Kedua, hak untuk hidup, hak untuk tidak dipaksa, hak kebebasan pribadi, pikiran dan hati nurani, hak beragama, hak untuk tidak diperbudak, hak untuk diakui sebagai pribadi dan persamaan untuk tidak dituntut atas dasar hukum yang berlaku surut dapat di kecualikan dalam hal pelanggaran berat terhadap hak asasi manusia yang digolongkan ke dalam kejahatan terhadap kemanusiaan.

Ketiga, dalam Pasal 7 dinyatakan, bahwa setiap orang berhak untuk menggunakan semua upaya hukum nasional dan forum internasional atas semua pelanggaran hak asasi manusia yang di jamin oleh hukum Indonesia oleh negara Republik Indonesia menyangkut Hak Asasi Manusia menjadi hukum nasional.

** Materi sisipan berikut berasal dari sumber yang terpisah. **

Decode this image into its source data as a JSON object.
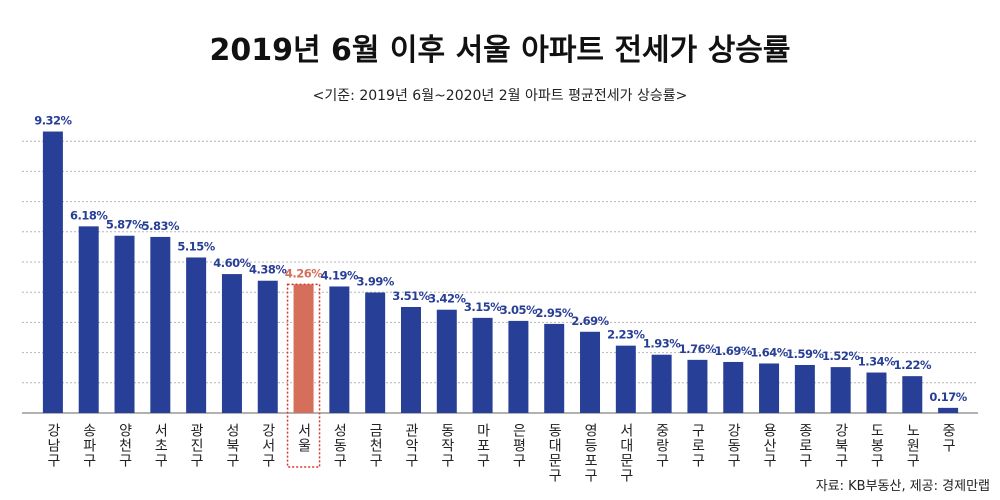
{
  "chart_data": {
    "type": "bar",
    "title": "2019년 6월 이후 서울 아파트 전세가 상승률",
    "subtitle": "<기준: 2019년 6월~2020년 2월 아파트 평균전세가 상승률>",
    "source": "자료: KB부동산, 제공: 경제만랩",
    "categories": [
      "강남구",
      "송파구",
      "양천구",
      "서초구",
      "광진구",
      "성북구",
      "강서구",
      "서울",
      "성동구",
      "금천구",
      "관악구",
      "동작구",
      "마포구",
      "은평구",
      "동대문구",
      "영등포구",
      "서대문구",
      "중랑구",
      "구로구",
      "강동구",
      "용산구",
      "종로구",
      "강북구",
      "도봉구",
      "노원구",
      "중구"
    ],
    "values": [
      9.32,
      6.18,
      5.87,
      5.83,
      5.15,
      4.6,
      4.38,
      4.26,
      4.19,
      3.99,
      3.51,
      3.42,
      3.15,
      3.05,
      2.95,
      2.69,
      2.23,
      1.93,
      1.76,
      1.69,
      1.64,
      1.59,
      1.52,
      1.34,
      1.22,
      0.17
    ],
    "value_labels": [
      "9.32%",
      "6.18%",
      "5.87%",
      "5.83%",
      "5.15%",
      "4.60%",
      "4.38%",
      "4.26%",
      "4.19%",
      "3.99%",
      "3.51%",
      "3.42%",
      "3.15%",
      "3.05%",
      "2.95%",
      "2.69%",
      "2.23%",
      "1.93%",
      "1.76%",
      "1.69%",
      "1.64%",
      "1.59%",
      "1.52%",
      "1.34%",
      "1.22%",
      "0.17%"
    ],
    "color": "#283f98",
    "highlight": 7,
    "highlight_color": "#d56f5c",
    "ylim": [
      0,
      10
    ],
    "yticks": [
      1,
      2,
      3,
      4,
      5,
      6,
      7,
      8,
      9
    ],
    "grid": true
  }
}
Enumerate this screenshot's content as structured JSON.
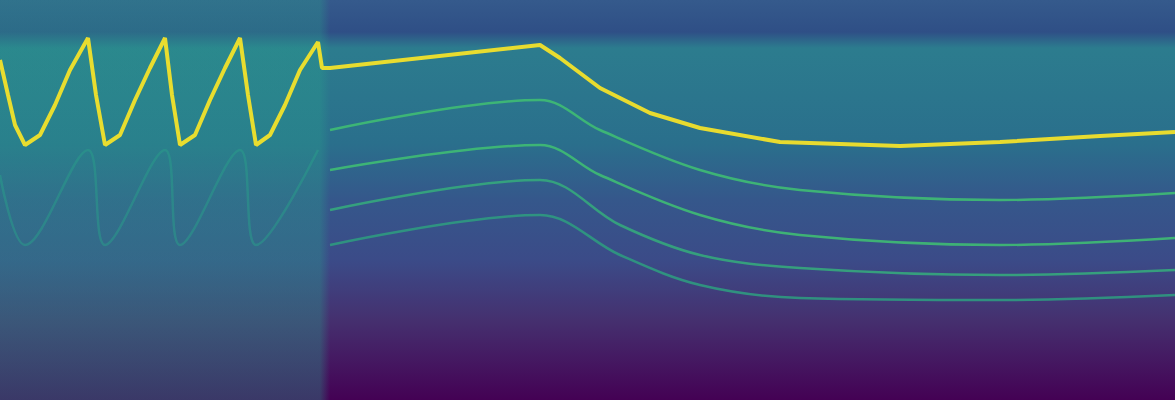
{
  "chart_data": {
    "type": "line",
    "tick_labels": false,
    "grid": false,
    "xlim": [
      0,
      1175
    ],
    "ylim": [
      0,
      400
    ],
    "series": [
      {
        "color": "#fde725",
        "x": [
          0,
          8,
          15,
          25,
          40,
          55,
          70,
          88,
          96,
          105,
          120,
          135,
          150,
          165,
          172,
          180,
          195,
          210,
          225,
          240,
          248,
          256,
          270,
          285,
          300,
          318,
          322,
          330,
          540,
          560,
          600,
          650,
          700,
          780,
          900,
          1000,
          1100,
          1175
        ],
        "values": [
          340,
          305,
          275,
          255,
          265,
          295,
          330,
          362,
          305,
          255,
          265,
          300,
          332,
          362,
          305,
          255,
          265,
          300,
          332,
          362,
          305,
          255,
          265,
          295,
          330,
          358,
          332,
          332,
          355,
          342,
          312,
          287,
          272,
          258,
          254,
          258,
          264,
          268
        ]
      },
      {
        "color": "#2a9a8a",
        "x": [
          0,
          25,
          88,
          105,
          165,
          180,
          240,
          256,
          318
        ],
        "values": [
          225,
          155,
          250,
          155,
          250,
          155,
          250,
          155,
          250
        ]
      },
      {
        "color": "#3fbc73",
        "x": [
          330,
          540,
          600,
          700,
          800,
          1000,
          1175
        ],
        "values": [
          270,
          300,
          270,
          230,
          210,
          200,
          207
        ]
      },
      {
        "color": "#3fbc73",
        "x": [
          330,
          540,
          600,
          700,
          800,
          1000,
          1175
        ],
        "values": [
          230,
          255,
          225,
          185,
          165,
          155,
          162
        ]
      },
      {
        "color": "#35a97c",
        "x": [
          330,
          540,
          620,
          700,
          800,
          1000,
          1175
        ],
        "values": [
          190,
          220,
          175,
          145,
          132,
          125,
          130
        ]
      },
      {
        "color": "#2f9a80",
        "x": [
          330,
          540,
          620,
          700,
          800,
          1000,
          1175
        ],
        "values": [
          155,
          185,
          145,
          115,
          102,
          100,
          105
        ]
      }
    ]
  }
}
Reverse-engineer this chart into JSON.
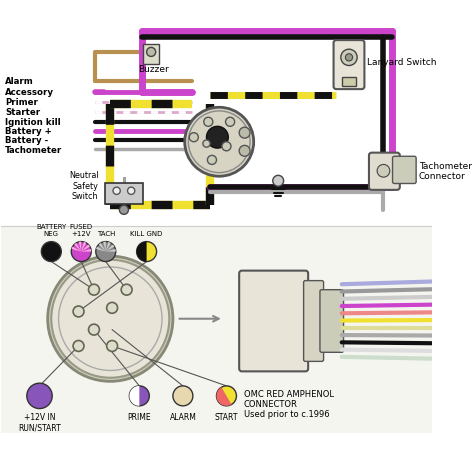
{
  "bg_color": "#ffffff",
  "purple": "#cc44cc",
  "yellow": "#f0e030",
  "black": "#111111",
  "gray": "#aaaaaa",
  "tan": "#b89050",
  "pink_dashed": "#ddaacc",
  "left_labels": [
    "Alarm",
    "Accessory",
    "Primer",
    "Starter",
    "Ignition kill",
    "Battery +",
    "Battery -",
    "Tachometer"
  ],
  "connector_label": "OMC RED AMPHENOL\nCONNECTOR\nUsed prior to c.1996",
  "top_pin_labels": [
    "BATTERY\nNEG",
    "FUSED\n+12V",
    "TACH",
    "KILL GND"
  ],
  "bot_pin_labels": [
    "+12V IN\nRUN/START",
    "PRIME",
    "ALARM",
    "START"
  ]
}
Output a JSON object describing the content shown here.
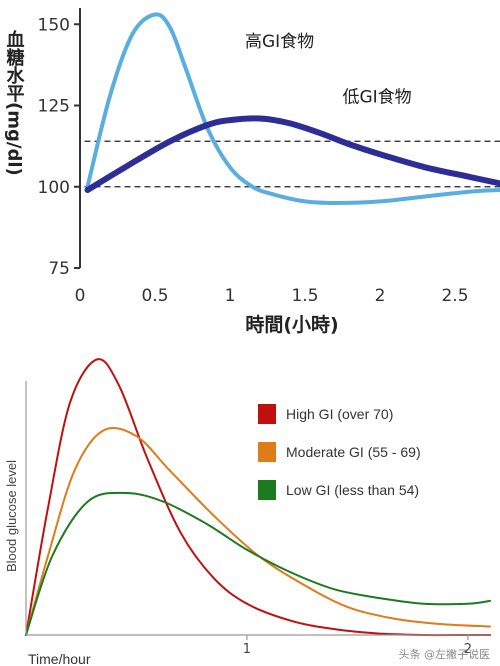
{
  "chart_data": [
    {
      "type": "line",
      "title": "",
      "xlabel": "時間(小時)",
      "ylabel": "血糖水平(mg/dl)",
      "xlim": [
        0,
        2.8
      ],
      "ylim": [
        75,
        155
      ],
      "x_ticks": [
        "0",
        "0.5",
        "1",
        "1.5",
        "2",
        "2.5"
      ],
      "y_ticks": [
        "75",
        "100",
        "125",
        "150"
      ],
      "reference_lines": [
        100,
        114
      ],
      "reference_line_style": "dashed",
      "grid": false,
      "series": [
        {
          "name": "高GI食物",
          "color": "#5aaedf",
          "x": [
            0.05,
            0.2,
            0.35,
            0.5,
            0.6,
            0.7,
            0.85,
            1.0,
            1.15,
            1.3,
            1.5,
            1.7,
            2.0,
            2.3,
            2.6,
            2.8
          ],
          "y": [
            100,
            128,
            147,
            153,
            149,
            137,
            118,
            106,
            100,
            97.5,
            95.5,
            95,
            95.5,
            97,
            98.5,
            99
          ]
        },
        {
          "name": "低GI食物",
          "color": "#2e2d96",
          "x": [
            0.05,
            0.3,
            0.6,
            0.85,
            1.0,
            1.2,
            1.4,
            1.6,
            1.8,
            2.0,
            2.3,
            2.6,
            2.8
          ],
          "y": [
            99,
            106,
            114,
            119,
            120.5,
            121,
            119.5,
            116.5,
            113,
            110,
            106,
            103,
            101
          ]
        }
      ]
    },
    {
      "type": "line",
      "title": "",
      "xlabel": "Time/hour",
      "ylabel": "Blood glucose level",
      "xlim": [
        0,
        2.1
      ],
      "ylim": [
        0,
        1
      ],
      "x_ticks": [
        "1",
        "2"
      ],
      "legend_position": "top-right",
      "grid": false,
      "series": [
        {
          "name": "High GI (over 70)",
          "color": "#c00f0f",
          "x": [
            0,
            0.1,
            0.2,
            0.32,
            0.42,
            0.55,
            0.7,
            0.85,
            1.0,
            1.2,
            1.4,
            1.6,
            1.8,
            2.0,
            2.1
          ],
          "y": [
            0,
            0.45,
            0.82,
            0.97,
            0.88,
            0.62,
            0.36,
            0.2,
            0.11,
            0.05,
            0.02,
            0.005,
            0,
            0,
            0
          ]
        },
        {
          "name": "Moderate GI (55 - 69)",
          "color": "#e07b1a",
          "x": [
            0,
            0.1,
            0.22,
            0.35,
            0.5,
            0.65,
            0.85,
            1.05,
            1.25,
            1.45,
            1.65,
            1.85,
            2.1
          ],
          "y": [
            0,
            0.28,
            0.58,
            0.72,
            0.7,
            0.58,
            0.42,
            0.28,
            0.18,
            0.1,
            0.06,
            0.04,
            0.03
          ]
        },
        {
          "name": "Low GI (less than 54)",
          "color": "#1d7a1f",
          "x": [
            0,
            0.12,
            0.28,
            0.45,
            0.62,
            0.82,
            1.0,
            1.2,
            1.4,
            1.6,
            1.8,
            2.0,
            2.1
          ],
          "y": [
            0,
            0.28,
            0.47,
            0.5,
            0.47,
            0.39,
            0.3,
            0.22,
            0.16,
            0.13,
            0.11,
            0.11,
            0.12
          ]
        }
      ]
    }
  ],
  "watermark": "头条 @左撇子说医"
}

Keempat, di dalam Pasal 104 diatur tentang pengadilan Hak Asasi Manusia sebagai berikut : Untuk mengadili pelanggaran Hak Asasi Manusia yang berat di bentuk pengadilan dalam ayat (1) di bentuk dengan Undang- Undang dalam jangka waktu paling lama 4 tahun sebelum terbentuk pengadilan Hak Asasi Manusia sebagai mana dimaksudkan dalam ayat (2) di adili oleh pengadilan yang berwenang.

Arus globalisasi tidak bisa terbendung lagi dengan segala dimensi positif dan negatifnya. Dengan semangat positif, kiranya kita tidak perlu melakukan perlawanan frontal terhadap arus globalisasi tetapi harus ada sikap memilah mana yang sesuai dengan nilai-nilai kearifan lokal dan mana yang tidak sesuai. Sebagai anak dunia, anak Indonesia harus menjadi anak global dengan ciri-ciri diantaranya memiliki sikap jujur, demokratis, menghargai hak asasi manusia, mencintai dan merawat lingkungan hidupnya, cerdas, berilmu dan berpengetahuan luas, menguasai tehnologi dan mampu berkomunikasi dengan semua bangsa.



[1] Nico Schulkte, Menyokong Civil Society dalam Era Kegelisahan (Yogjakarta: Kanisius, 1999), h. 93.

[2] UU No. 17 Tahun 2007 tentang Rencana Pembangunan Jangka Panjang Nasional.

[1] Abdul Hakim G Nusantara.Sebuah Upaya Memutus Impunitas: Tanggung Jawab Komando Dalam Pelanggaran Berat Hak Asasi Manusia, Jurnal HAM. Vol 2. no. 2 Nopember 2004.

[2] Muladi, Demokatisasi, Hak Asasi Manusia dan Reformasi Hukum di Indonesia, (Jakarta; The Habibi Center, 2002), h. 29.